# [Req Help] Switching from Godaddy Workspace Email to GMail



## lywyre (Jan 20, 2016)

Hi,
Our company is having the domain and email both serviced by Godaddy.

We are frequently having issues with email services. Despite their commercials saying that they have world class support, they are shoddy and novice at best.
Our boss has decided enough is enough and lets switch to email.

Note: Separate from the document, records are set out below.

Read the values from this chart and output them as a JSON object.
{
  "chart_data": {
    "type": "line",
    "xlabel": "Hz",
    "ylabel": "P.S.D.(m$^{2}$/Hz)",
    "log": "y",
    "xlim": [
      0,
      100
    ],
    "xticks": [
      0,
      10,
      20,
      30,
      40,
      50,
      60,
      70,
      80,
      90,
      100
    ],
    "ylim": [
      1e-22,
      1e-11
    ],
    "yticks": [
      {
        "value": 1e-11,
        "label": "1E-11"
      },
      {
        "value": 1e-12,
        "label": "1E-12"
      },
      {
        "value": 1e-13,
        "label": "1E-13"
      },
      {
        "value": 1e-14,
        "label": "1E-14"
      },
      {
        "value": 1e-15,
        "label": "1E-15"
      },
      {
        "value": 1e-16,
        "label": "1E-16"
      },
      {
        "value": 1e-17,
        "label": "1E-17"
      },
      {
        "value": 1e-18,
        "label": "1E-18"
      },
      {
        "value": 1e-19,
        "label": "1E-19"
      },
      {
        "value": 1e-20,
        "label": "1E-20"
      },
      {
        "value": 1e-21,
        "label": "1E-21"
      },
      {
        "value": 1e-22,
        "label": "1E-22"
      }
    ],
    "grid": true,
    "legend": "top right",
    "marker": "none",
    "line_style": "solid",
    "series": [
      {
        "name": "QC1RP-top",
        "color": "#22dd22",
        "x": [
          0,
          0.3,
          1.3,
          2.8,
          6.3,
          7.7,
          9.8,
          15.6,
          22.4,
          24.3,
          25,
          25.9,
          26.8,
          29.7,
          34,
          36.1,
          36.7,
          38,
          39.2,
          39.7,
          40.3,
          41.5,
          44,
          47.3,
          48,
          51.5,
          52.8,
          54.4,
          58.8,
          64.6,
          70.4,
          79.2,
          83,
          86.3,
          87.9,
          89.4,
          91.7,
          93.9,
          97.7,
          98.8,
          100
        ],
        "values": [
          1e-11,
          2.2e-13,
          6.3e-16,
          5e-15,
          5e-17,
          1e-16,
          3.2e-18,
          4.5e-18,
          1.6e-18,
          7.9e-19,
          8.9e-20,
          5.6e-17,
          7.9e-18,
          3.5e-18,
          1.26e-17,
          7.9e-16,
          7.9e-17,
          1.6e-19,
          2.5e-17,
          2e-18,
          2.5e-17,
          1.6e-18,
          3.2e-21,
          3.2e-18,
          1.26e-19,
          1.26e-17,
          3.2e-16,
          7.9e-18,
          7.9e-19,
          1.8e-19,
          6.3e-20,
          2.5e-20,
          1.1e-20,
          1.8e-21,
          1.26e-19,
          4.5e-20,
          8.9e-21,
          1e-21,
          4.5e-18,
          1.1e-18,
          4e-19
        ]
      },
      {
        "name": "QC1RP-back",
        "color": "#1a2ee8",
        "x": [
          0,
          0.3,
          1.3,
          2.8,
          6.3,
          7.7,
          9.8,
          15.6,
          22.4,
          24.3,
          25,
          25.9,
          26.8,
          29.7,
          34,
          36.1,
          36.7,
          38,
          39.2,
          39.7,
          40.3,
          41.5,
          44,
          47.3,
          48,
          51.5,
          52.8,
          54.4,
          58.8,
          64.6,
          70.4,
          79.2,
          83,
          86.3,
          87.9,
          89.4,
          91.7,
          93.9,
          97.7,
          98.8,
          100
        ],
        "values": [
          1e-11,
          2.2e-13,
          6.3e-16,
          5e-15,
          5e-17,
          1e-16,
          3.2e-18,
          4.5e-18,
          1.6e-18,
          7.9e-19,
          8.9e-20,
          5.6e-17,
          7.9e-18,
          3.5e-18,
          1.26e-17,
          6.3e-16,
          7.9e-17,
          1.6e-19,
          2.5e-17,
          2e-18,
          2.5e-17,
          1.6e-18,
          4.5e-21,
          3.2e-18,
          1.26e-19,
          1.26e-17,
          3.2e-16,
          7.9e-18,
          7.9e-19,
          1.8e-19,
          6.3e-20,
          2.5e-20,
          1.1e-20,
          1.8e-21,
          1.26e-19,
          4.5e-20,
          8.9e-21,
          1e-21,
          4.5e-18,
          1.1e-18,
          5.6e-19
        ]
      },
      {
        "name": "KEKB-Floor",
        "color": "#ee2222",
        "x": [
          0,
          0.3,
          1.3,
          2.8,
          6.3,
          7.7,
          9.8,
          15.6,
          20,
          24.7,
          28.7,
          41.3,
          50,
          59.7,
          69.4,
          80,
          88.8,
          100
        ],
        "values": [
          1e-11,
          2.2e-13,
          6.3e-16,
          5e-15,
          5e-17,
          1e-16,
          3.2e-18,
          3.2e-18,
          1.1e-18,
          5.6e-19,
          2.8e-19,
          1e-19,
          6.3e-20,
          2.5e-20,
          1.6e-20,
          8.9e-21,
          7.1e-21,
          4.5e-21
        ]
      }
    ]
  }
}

Can anybody who have done this please share their migration experience to GMail (business/corporate).
Specifically, I want to know

 What kind of account we should create with GMail
 What are the steps that is required to do this switch
 How long will it take to switch to GMail
 We have 30 email accounts with Godaddy, and what would be the cost with GMail per user per year.
 Will there be a break in time where we cannot receive email, if yes, how long will it be.

Thank you in advance.


----------



## ramakanta (Jan 20, 2016)

try Sign In

*login.live.com/login.srf?wa=wsigni...1&owasuffix=owa%2f&id=64855&snsc=1&cbcxt=mail


----------



## masteringvmware (Jan 28, 2016)

Hello,

You can use google apps for work for your email accounts.
Google services is always best as compared to other.
First you will have to register for google apps for work & than you can add more accounts.
The cost for user's is around INR 1500/Per User Per Year or INR 150/per user/per month.

If you require any help i can help you i already done google apps for work setup.


----------